Sávio A. B. Lessa é Doutor em Ciência Política; pós graduado em Ciências Penais, Segurança Pública, Direitos Humanos e Direito Militar; Advogado Criminalista; Professor de Direito Penal e Processual Penal da FCR; Pesquisador do PROCAD/MIN. DEFESA; e Coronel da Reserva da PMRO.

Referências

[i] NATAL, Mariane. Políticas Públicas de Segurança para o Combate a Violência e a Criminalidade no Estado Democrático de Direito: as Unidades de Polícia Pacificadora (UPPS). in Segurança Pública. /Vladimir Passos de Freitas, Fernando Murilo Costa Garcia (Coordenadores) [et al.]. – 1. ed. – Rio de Janeiro: Lumen Juris, 2016. pp.183-204.

[i] LESSA, Sávio A B. Planejamento estratégico e política de segurança pública: análise do processo de formulação das políticas de segurança pública implementadas pelo estado de Rondônia no período de 2008 a 2017. https://www.lume.ufrgs.br/handle/10183/193537

[i] MADEIRA, Lígia Mori e RODRIGUES, Alexandre Ben. in Novas bases para as políticas públicas de segurança no Brasil a partir das práticas do governo federal no período 2003-2011. Rev. Adm. Pública. Rio de Janeiro, v.49 n.1:3-2, jan./fev. 2015.

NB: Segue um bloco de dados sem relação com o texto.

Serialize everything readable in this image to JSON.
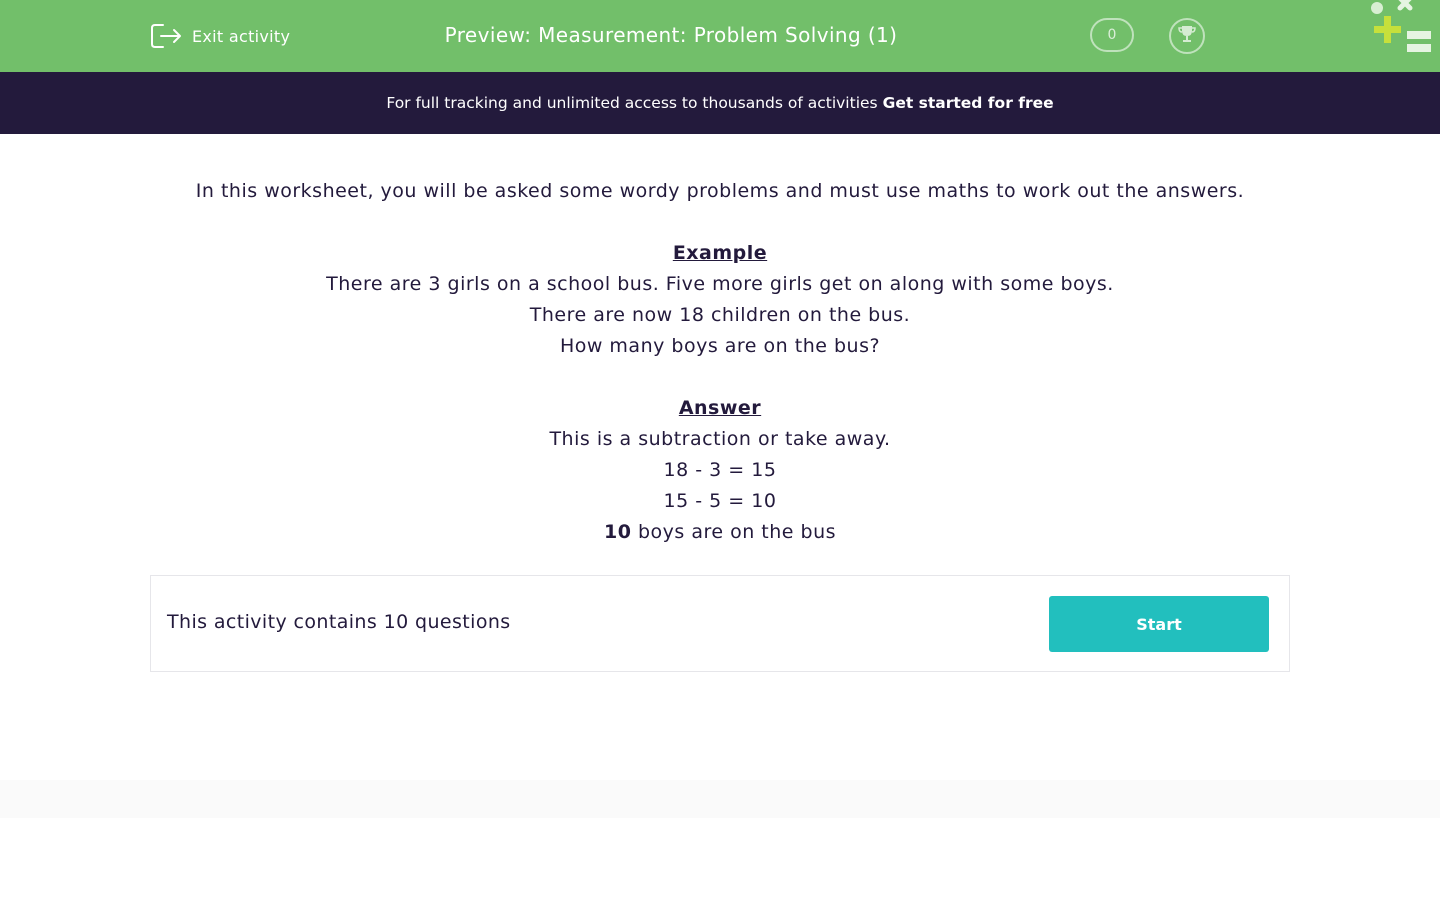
{
  "header": {
    "exit_label": "Exit activity",
    "exit_icon": "exit-icon",
    "title": "Preview: Measurement: Problem Solving (1)",
    "score": "0",
    "trophy_icon": "trophy-icon",
    "logo_icon": "maths-symbols-logo-icon"
  },
  "promo": {
    "text": "For full tracking and unlimited access to thousands of activities",
    "link": "Get started for free"
  },
  "intro": "In this worksheet, you will be asked some wordy problems and must use maths to work out the answers.",
  "example": {
    "heading": "Example",
    "lines": [
      "There are 3 girls on a school bus.  Five more girls get on along with some boys.",
      "There are now 18 children on the bus.",
      "How many boys are on the bus?"
    ]
  },
  "answer": {
    "heading": "Answer",
    "lines": [
      "This is a subtraction or take away.",
      "18 - 3  = 15",
      "15 - 5 = 10"
    ],
    "final_number": "10",
    "final_text": " boys are on the bus"
  },
  "activity": {
    "question_count_text": "This activity contains 10 questions",
    "start_label": "Start"
  },
  "colors": {
    "header_green": "#72bf6a",
    "promo_dark": "#231a3c",
    "start_teal": "#22bfbe",
    "logo_accent": "#c6e03b"
  }
}
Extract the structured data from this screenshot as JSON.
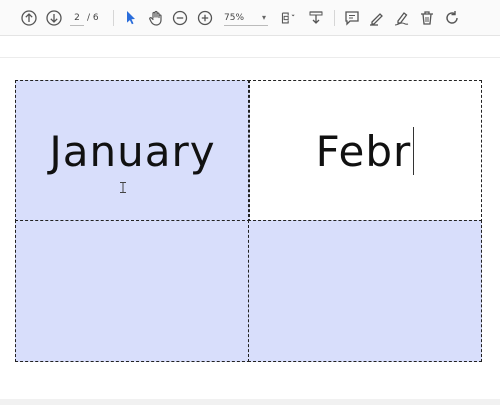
{
  "toolbar": {
    "page_current": "2",
    "page_total": "/ 6",
    "zoom": "75%",
    "zoom_caret": "▾",
    "icons": [
      "arrow-up-icon",
      "arrow-down-icon",
      "select-pointer-icon",
      "hand-tool-icon",
      "zoom-out-icon",
      "zoom-in-icon",
      "page-fit-icon",
      "download-icon",
      "comment-icon",
      "highlighter-icon",
      "pen-sign-icon",
      "trash-icon",
      "rotate-icon"
    ],
    "accent_color": "#2a6ddb"
  },
  "document": {
    "cells": [
      {
        "text": "January",
        "filled": true
      },
      {
        "text": "Febr",
        "filled": false
      },
      {
        "text": "",
        "filled": true
      },
      {
        "text": "",
        "filled": true
      }
    ],
    "fill_color": "#d8defb"
  }
}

[ii] SOUZA, Robson Sávio Reis. Quem comanda a segurança pública no Brasil? atores, crenças e coalizões que dominam a política nacional de segurança pública. Belo Horizonte: Letramento, 2015.

[1] KOPITKKE, Alberto Grapes.A (In)Capacidade Institucional do Governo Federal na Segurança Pública. Boletim de Análise Político-Institucional / Instituto de Pesquisa Econômica Aplicada. – n.11 (2017). Brasília: Ipea, 2017.